We have five people on the help desk team, three handling servers and infrastructure, and three more on our design technology team supporting our industry-specific applications, like AutoCAD. This project was owned by the server team, but I put the onus of validating the functionality on the design technology team.

What service did Nelson implement for moving to cloud-based data storage instead of on-premises centralized storage?

We started with one of our largest groups, marketing, that was doing geographical collaboration. We worked with Panzura to set up cloud-based data storage on Amazon [Simple Storage Service], with a Panzura [Global File System] controller appliance installed in each of our locations. It is a high-performance, globally distributed file system that appears local to users, even though we're using a central cloud data repository that spans all of our locations. We have 19 TB of data out there.

How quickly were you able to move the entire company to cloud-based data storage?

We began cutting purchase orders in April [2014]. By the end of May, we were ready to go with our main project repositories. In June, we pulled the ripcord; at that point, we were running the entire company on Panzura.

There is no reason to wait. Cloud-based data storage is mature, cost-effective and not difficult to implement.
Markus Weidnertechnology director at Nelson

What do users think of cloud-based data storage today?
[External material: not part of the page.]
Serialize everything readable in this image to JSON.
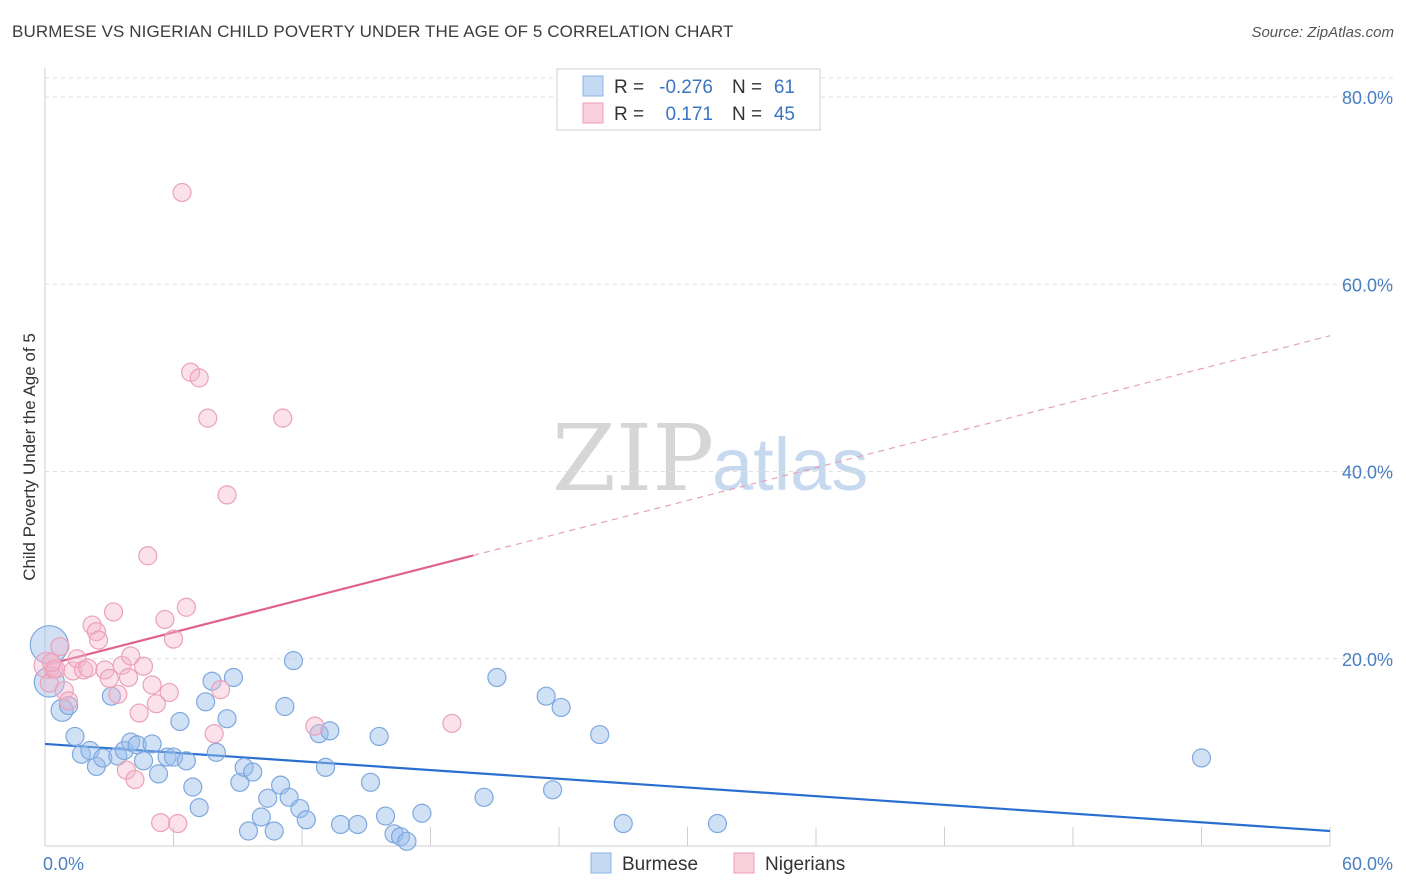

The best way to characterize it is transparent. No one thinks about it, no one talks about it. The employees don't see or understand the technology. The highest compliment is that no one even knows; they just go to the companywide shared drive, and the files are there. It has completely faded as an issue from company management. This was a blessing, because it means we can focus so much more energy into other projects.

Are you sharing what you learned with other businesses?

I was invited by Panzura to join a customer advisory board. We've been engaged with their product teams, and we are starting to see some of our feedback appear in new product releases. The latest version of the operating system has a cloud dashboard that shows all of our controllers, like the Meraki-style dashboard that gives you vital stats.

What is your advice for other businesses dealing with storage performance issues?

There is no reason to wait. Cloud-based data storage is mature, cost-effective and not difficult to implement. Performance improves, version control is automatic and users are satisfied.